Without automation, other legal weed states have had limited success in clearing pot-related criminal records because people had to proactively navigate a complex legal process, USA TODAY Network reported.
“The failed war on drugs has, in so many ways, wreaked havoc, damage, pain and anguish on so many Californians,” Bonta said. “This is where government can step in and make it better.”
In addition to courts ongoing work in New York, the state’s Division for Criminal Justice Services is reviewing the marijuana decriminalization bill to determine technology changes that will be necessary to automate the expungement, said agency spokeswoman Janine Kava.
In contrast, Colorado, the birthplace of legalized recreational weed, continues to struggle with expunging marijuana criminal convictions because the effort has largely fallen on local prosecutors and courts, according to Denver District Attorney Beth McCann.
“If it were done at the statewide level that would make it much easier,” she said.
Denver, for instance, recently tried to streamline the process through legal aid clinics and outreach, but just 425 out of its 13,000 people with eligible marijuana convictions applied for expungement.
Yet everything from immigration issues, technology and legal nuances seem to make undoing years of discriminatory law enforcement challenging, whether it’s automated or not, McCann said.
“We’re trying to make it as easy as possible…but we’re kind of disappointed,” she said.
Ending police bias?
While marijuana legalization has reduced the overall number of marijuana arrests in legal pot states, people of color are still being targeted by police, the USA TODAY Network reported.
In Colorado, which in 2012 became the first state to legalize marijuana, the total number of marijuana arrests decreased by 52 percent between 2012 and 2017, from 12,709 to 6,153, according to state statistics.
But at the same time, the marijuana arrest rate for African-Americans – 233 per 100,000 – was nearly double that of whites in 2017, and that's in a state that's 84 percent white.
Denver DA McCann wasn’t familiar with the statewide arrest data but cited the recent community outreach as part of ongoing efforts to address discrimination.
“We certainly are aware of the disproportionate impact on communities of color of the entire criminal justice system and that’s something that we’re working on in my office,” she said.
Meanwhile in Washington, D.C., where marijuana is legal, a black person is 11 times more likely than a white person to be arrested for public consumption of marijuana.
One change in New York’s decriminalization bill, however, seeks to addresses concerns about higher rates of black and Latino arrests tied to smoking marijuana in public.

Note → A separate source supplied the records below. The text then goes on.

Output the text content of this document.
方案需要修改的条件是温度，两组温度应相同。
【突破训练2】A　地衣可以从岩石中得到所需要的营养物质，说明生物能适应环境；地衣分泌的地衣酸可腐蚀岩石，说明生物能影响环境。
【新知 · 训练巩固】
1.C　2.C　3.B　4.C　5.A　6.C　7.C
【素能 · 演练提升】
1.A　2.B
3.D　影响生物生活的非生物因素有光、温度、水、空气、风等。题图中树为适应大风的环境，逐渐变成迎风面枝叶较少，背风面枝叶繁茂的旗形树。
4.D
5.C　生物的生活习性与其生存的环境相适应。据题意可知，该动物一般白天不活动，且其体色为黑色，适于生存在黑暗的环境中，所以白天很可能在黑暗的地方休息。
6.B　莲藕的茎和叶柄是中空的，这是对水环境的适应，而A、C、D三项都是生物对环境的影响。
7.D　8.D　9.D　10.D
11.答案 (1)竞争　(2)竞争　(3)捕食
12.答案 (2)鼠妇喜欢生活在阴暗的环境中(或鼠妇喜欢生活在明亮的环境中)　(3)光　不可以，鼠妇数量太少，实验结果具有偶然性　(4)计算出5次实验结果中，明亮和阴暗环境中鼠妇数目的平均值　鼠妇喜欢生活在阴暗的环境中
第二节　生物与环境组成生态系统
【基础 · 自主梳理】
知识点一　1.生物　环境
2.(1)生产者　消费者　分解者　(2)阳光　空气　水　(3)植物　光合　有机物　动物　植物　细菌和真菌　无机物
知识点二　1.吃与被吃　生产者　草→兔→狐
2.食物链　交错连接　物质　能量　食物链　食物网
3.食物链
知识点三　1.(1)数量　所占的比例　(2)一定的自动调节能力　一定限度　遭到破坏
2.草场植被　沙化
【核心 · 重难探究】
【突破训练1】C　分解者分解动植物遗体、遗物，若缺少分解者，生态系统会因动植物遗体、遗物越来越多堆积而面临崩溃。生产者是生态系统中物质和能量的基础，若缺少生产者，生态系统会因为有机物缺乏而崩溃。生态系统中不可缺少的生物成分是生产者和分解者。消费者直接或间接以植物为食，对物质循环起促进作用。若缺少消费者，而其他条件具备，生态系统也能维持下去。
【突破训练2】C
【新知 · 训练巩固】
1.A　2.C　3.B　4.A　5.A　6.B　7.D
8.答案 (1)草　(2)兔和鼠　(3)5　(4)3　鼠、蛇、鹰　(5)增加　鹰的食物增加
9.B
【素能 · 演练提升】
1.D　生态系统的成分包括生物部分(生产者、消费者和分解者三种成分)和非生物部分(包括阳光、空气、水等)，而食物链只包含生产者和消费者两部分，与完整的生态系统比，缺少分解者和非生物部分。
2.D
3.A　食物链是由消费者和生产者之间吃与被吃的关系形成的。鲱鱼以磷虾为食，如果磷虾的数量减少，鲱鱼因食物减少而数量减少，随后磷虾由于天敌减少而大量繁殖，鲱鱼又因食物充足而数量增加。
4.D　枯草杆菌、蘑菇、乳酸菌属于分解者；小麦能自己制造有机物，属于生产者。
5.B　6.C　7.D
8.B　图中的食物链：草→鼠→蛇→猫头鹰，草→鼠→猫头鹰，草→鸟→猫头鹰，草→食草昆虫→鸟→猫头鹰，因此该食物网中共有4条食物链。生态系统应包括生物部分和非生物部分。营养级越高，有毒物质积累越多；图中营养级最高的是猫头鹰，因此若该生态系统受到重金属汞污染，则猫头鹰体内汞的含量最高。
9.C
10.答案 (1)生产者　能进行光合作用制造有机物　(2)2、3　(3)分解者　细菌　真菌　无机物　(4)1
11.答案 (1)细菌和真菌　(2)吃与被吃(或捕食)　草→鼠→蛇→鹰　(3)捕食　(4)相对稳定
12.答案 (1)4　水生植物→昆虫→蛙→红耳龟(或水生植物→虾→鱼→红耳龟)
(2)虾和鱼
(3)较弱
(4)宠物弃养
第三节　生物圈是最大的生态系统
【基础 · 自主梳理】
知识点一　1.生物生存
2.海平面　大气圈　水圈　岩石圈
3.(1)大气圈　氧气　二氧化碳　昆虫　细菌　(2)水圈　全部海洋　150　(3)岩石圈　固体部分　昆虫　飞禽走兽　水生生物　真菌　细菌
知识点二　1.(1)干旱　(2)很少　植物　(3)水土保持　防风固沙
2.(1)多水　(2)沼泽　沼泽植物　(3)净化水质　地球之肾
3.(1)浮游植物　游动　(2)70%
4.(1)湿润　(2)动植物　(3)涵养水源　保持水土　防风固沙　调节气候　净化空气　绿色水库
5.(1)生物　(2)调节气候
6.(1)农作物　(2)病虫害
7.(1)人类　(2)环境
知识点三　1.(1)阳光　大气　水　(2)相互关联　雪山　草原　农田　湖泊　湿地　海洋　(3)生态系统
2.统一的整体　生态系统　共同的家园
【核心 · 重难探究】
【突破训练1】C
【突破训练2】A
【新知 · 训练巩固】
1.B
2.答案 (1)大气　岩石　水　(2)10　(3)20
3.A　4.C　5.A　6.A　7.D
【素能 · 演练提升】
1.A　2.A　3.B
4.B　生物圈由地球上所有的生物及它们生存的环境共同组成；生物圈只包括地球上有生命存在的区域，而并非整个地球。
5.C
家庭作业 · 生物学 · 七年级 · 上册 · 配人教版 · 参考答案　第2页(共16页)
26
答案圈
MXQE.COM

Currently, many low-level possession arrests involved misdemeanor charges filed in connection to burning marijuana in public.
In addition to reducing it to a violation, the new legislation would handle public marijuana smoking more like cigarettes, cigars and vaping.
Specifically, it adds marijuana to the definition of “smoking” under the Public Health Law that prohibits smoking tobacco in bars, restaurants, offices and other public spaces.
Some groups said decriminalization won't go far enough to end the historical racial bias.
“This legislation fails to address the disparate and racist enforcement of marijuana possession laws or any of the collateral consequences created by prohibition that almost exclusively impact black and Latinx communities," the Legal Aid Society said in a statement June 21.
But lawmakers said the bill is a positive step.
“More than 600,000 people in New York State have an arrest record for possessing small amounts of marijuana. The vast majority are persons of color,” Sen. Peter Harckham, D-South Salem, Westchester County, who supported the bill, but opposed legalization of recreational marijuana, said in a statement.
He said the bill "creates a process for those who have been convicted of possessing small amounts to have their records expunged or vacated, so they have access to higher education, employment opportunities and financial services.”